Salman Khan, the founder of Khan Academy, remarked that when he started creating and posting math tutorials on YouTube for his cousins, they preferred him on YouTube over him in person.
The Right Instructional Strategy Mix
Not all videos may have the stamina and fortitude required to make the learning experience congruent enough to achieve the desired learning objectives seamlessly. Without meeting this end, a video discourse may well be stripped off the real objective and run the risk of being diluted and adulterated to a mere storyline. Similar to any course/learning discourse, video-based learning objects must also imbibe and weave the right kind of instructional mix to enable a long-term learning roadmap and high-end retention. A creative pursuit of blending the joy and surprise emotions of the viewers/learners is an essential mix to gain the attention of the learners in any video discourse; this being more demanding compared to conventional page turners. Given that videos essentially may lack the frequent interactive elements (although Khan Academy does provide inbuilt interactive elements in some of their video tutorials), holding the attention of the viewers/learners and keeping them involved becomes an ingrained challenge, which the instructional designer must address unconditionally throughout a video discourse.
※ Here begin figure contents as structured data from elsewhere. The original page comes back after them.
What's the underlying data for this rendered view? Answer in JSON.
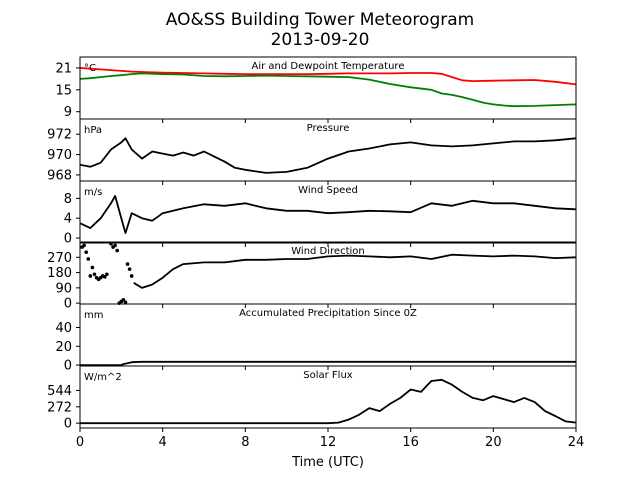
{
  "chart_data": {
    "type": "line",
    "title": "AO&SS Building Tower Meteorogram",
    "subtitle": "2013-09-20",
    "xlabel": "Time (UTC)",
    "x_ticks": [
      0,
      4,
      8,
      12,
      16,
      20,
      24
    ],
    "xlim": [
      0,
      24
    ],
    "panels": [
      {
        "title": "Air and Dewpoint Temperature",
        "unit": "°C",
        "ylim": [
          7,
          24
        ],
        "yticks": [
          9,
          15,
          21
        ],
        "series": [
          {
            "color": "#ff0000",
            "style": "line",
            "x": [
              0,
              0.5,
              1,
              1.5,
              2,
              2.5,
              3,
              4,
              5,
              6,
              7,
              8,
              9,
              10,
              11,
              12,
              13,
              14,
              15,
              16,
              17,
              17.5,
              18,
              18.5,
              19,
              20,
              21,
              22,
              23,
              24
            ],
            "y": [
              21,
              20.8,
              20.6,
              20.4,
              20.2,
              20,
              19.9,
              19.7,
              19.6,
              19.5,
              19.4,
              19.3,
              19.3,
              19.3,
              19.3,
              19.4,
              19.5,
              19.5,
              19.5,
              19.6,
              19.6,
              19.4,
              18.5,
              17.6,
              17.4,
              17.5,
              17.6,
              17.7,
              17.2,
              16.5
            ]
          },
          {
            "color": "#008000",
            "style": "line",
            "x": [
              0,
              0.5,
              1,
              1.5,
              2,
              2.5,
              3,
              4,
              5,
              6,
              7,
              8,
              9,
              10,
              11,
              12,
              13,
              14,
              15,
              16,
              17,
              17.5,
              18,
              18.5,
              19,
              19.5,
              20,
              20.5,
              21,
              22,
              23,
              24
            ],
            "y": [
              18,
              18.2,
              18.5,
              18.8,
              19,
              19.3,
              19.5,
              19.3,
              19.2,
              18.8,
              18.7,
              18.8,
              18.9,
              18.8,
              18.7,
              18.6,
              18.5,
              17.8,
              16.6,
              15.7,
              15,
              14,
              13.6,
              13,
              12.3,
              11.5,
              11,
              10.7,
              10.5,
              10.6,
              10.8,
              11
            ]
          }
        ]
      },
      {
        "title": "Pressure",
        "unit": "hPa",
        "ylim": [
          967.4,
          973.5
        ],
        "yticks": [
          968,
          970,
          972
        ],
        "series": [
          {
            "color": "#000000",
            "style": "line",
            "x": [
              0,
              0.5,
              1,
              1.5,
              2,
              2.2,
              2.5,
              3,
              3.5,
              4,
              4.5,
              5,
              5.5,
              6,
              6.5,
              7,
              7.5,
              8,
              9,
              10,
              11,
              12,
              13,
              14,
              15,
              16,
              17,
              18,
              19,
              20,
              21,
              22,
              23,
              24
            ],
            "y": [
              969,
              968.8,
              969.2,
              970.5,
              971.2,
              971.6,
              970.5,
              969.6,
              970.3,
              970.1,
              969.9,
              970.2,
              969.9,
              970.3,
              969.8,
              969.3,
              968.7,
              968.5,
              968.2,
              968.3,
              968.7,
              969.6,
              970.3,
              970.6,
              971,
              971.2,
              970.9,
              970.8,
              970.9,
              971.1,
              971.3,
              971.3,
              971.4,
              971.6
            ]
          }
        ]
      },
      {
        "title": "Wind Speed",
        "unit": "m/s",
        "ylim": [
          -1,
          11.5
        ],
        "yticks": [
          0,
          4,
          8
        ],
        "series": [
          {
            "color": "#000000",
            "style": "line",
            "x": [
              0,
              0.5,
              1,
              1.5,
              1.7,
              2,
              2.2,
              2.5,
              3,
              3.5,
              4,
              5,
              6,
              7,
              8,
              9,
              10,
              11,
              12,
              13,
              14,
              15,
              16,
              17,
              18,
              19,
              20,
              21,
              22,
              23,
              24
            ],
            "y": [
              3,
              2,
              4,
              7,
              8.5,
              4,
              1,
              5,
              4,
              3.5,
              5,
              6,
              6.8,
              6.5,
              7,
              6,
              5.5,
              5.5,
              5,
              5.2,
              5.5,
              5.4,
              5.2,
              7,
              6.5,
              7.5,
              7,
              7,
              6.5,
              6,
              5.8
            ]
          }
        ]
      },
      {
        "title": "Wind Direction",
        "unit": "",
        "ylim": [
          -5,
          360
        ],
        "yticks": [
          0,
          90,
          180,
          270
        ],
        "series": [
          {
            "color": "#000000",
            "style": "line",
            "x": [
              2.6,
              3,
              3.5,
              4,
              4.5,
              5,
              6,
              7,
              8,
              9,
              10,
              11,
              12,
              13,
              14,
              15,
              16,
              17,
              18,
              19,
              20,
              21,
              22,
              23,
              24
            ],
            "y": [
              120,
              90,
              110,
              150,
              200,
              230,
              240,
              240,
              255,
              255,
              260,
              260,
              275,
              280,
              275,
              270,
              275,
              260,
              285,
              280,
              275,
              280,
              275,
              265,
              270
            ]
          },
          {
            "color": "#000000",
            "style": "markers",
            "x": [
              0.1,
              0.2,
              0.3,
              0.4,
              0.5,
              0.6,
              0.7,
              0.8,
              0.9,
              1.0,
              1.1,
              1.2,
              1.3,
              1.5,
              1.6,
              1.7,
              1.8,
              1.9,
              2.0,
              2.1,
              2.2,
              2.3,
              2.4,
              2.5
            ],
            "y": [
              330,
              340,
              300,
              260,
              160,
              210,
              170,
              150,
              140,
              150,
              160,
              155,
              170,
              350,
              330,
              340,
              310,
              0,
              10,
              20,
              5,
              230,
              200,
              160
            ]
          }
        ]
      },
      {
        "title": "Accumulated Precipitation Since 0Z",
        "unit": "mm",
        "ylim": [
          -1,
          65
        ],
        "yticks": [
          0,
          20,
          40
        ],
        "series": [
          {
            "color": "#000000",
            "style": "line",
            "x": [
              0,
              2,
              2.1,
              2.3,
              2.5,
              3,
              4,
              6,
              8,
              10,
              12,
              14,
              16,
              18,
              20,
              22,
              24
            ],
            "y": [
              0,
              0,
              1,
              2,
              3,
              3.5,
              3.5,
              3.5,
              3.5,
              3.5,
              3.5,
              3.5,
              3.5,
              3.5,
              3.5,
              3.5,
              3.5
            ]
          }
        ]
      },
      {
        "title": "Solar Flux",
        "unit": "W/m^2",
        "ylim": [
          -80,
          950
        ],
        "yticks": [
          0,
          272,
          544
        ],
        "series": [
          {
            "color": "#000000",
            "style": "line",
            "x": [
              0,
              12,
              12.5,
              13,
              13.5,
              14,
              14.5,
              15,
              15.5,
              16,
              16.5,
              17,
              17.5,
              18,
              18.5,
              19,
              19.5,
              20,
              20.5,
              21,
              21.5,
              22,
              22.5,
              23,
              23.5,
              24
            ],
            "y": [
              0,
              0,
              10,
              60,
              140,
              250,
              200,
              320,
              420,
              560,
              520,
              700,
              720,
              640,
              520,
              420,
              380,
              450,
              400,
              350,
              420,
              350,
              200,
              120,
              30,
              10
            ]
          }
        ]
      }
    ]
  }
}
Harvard Business Review claims that “People seem to have an unconscious aversion to being persuaded,” and this may inspire vital intellectual nourishment for the instructional designer creating any video-based discourse. That the risk of persuasion stands higher in a video discourse is evident from the fact that unlike conventional courses, any form of noise (visual, auditory, technical, or instructional) in videos is far more distracting. To put it simply, any degree of redundancy, superfluity, repetition, or information overload may result in persuasion and distraction, and the essence of learning being lost. As a corollary, the timeline of a video discourse must be consciously and instructionally plumped to pedantically encapsulate the subject matter and the learner needs.
To synopsize, video-based learning, carefully orchestrated and conflated with the apposite instructional strategy mix, now seems to be the new pitch and resolution of learning, at least for some time in future.
Our Nascent Experience
Working with the Educational Technology Center of one of our clients, a premier university in Kingdom of Saudi Arabia, our team recently developed a pilot series of video-based courses (VBC) on highly technical engineering subjects. The subject matter on these VBCs sprawled across the entire curriculum of some selected courses being taught in the university. Upon release, the VBCs became an instant hit with the students on the campus. Apart from other factors contributing to the grand success of this endeavor, the release time was of paramount importance. These VBCs were envisaged as supplements to the actual classroom lectures that the students were required to attend. The release date of the VBCs was positioned close to the semester exams, and the VBCs were expeditiously drawn as important revision resources for the students.
The other important aspect claiming the success of the VBCs was the punctilious selection of the subject matter experts – the best faculties of the university for the selected subjects. The students were able to connect with and acclaim the “face-to-face” persona of their favorite professors as the “lead actors” in the VBCs. What made the VBCs even more cogent and lucid was the prudently schematized instructional design in terms of chunking and aligning the VBCs with the entire curriculum. The duration and content relevance factors played equivocally, ensuring that adept and adequate practice sessions were included with each VBC, wherever required. Looking at the grand success of this pilot initiative, the university has now decided to embark on developing similar VBCs across the entire gamut of subjects and courses being taught there as their departments’ upcoming engagements.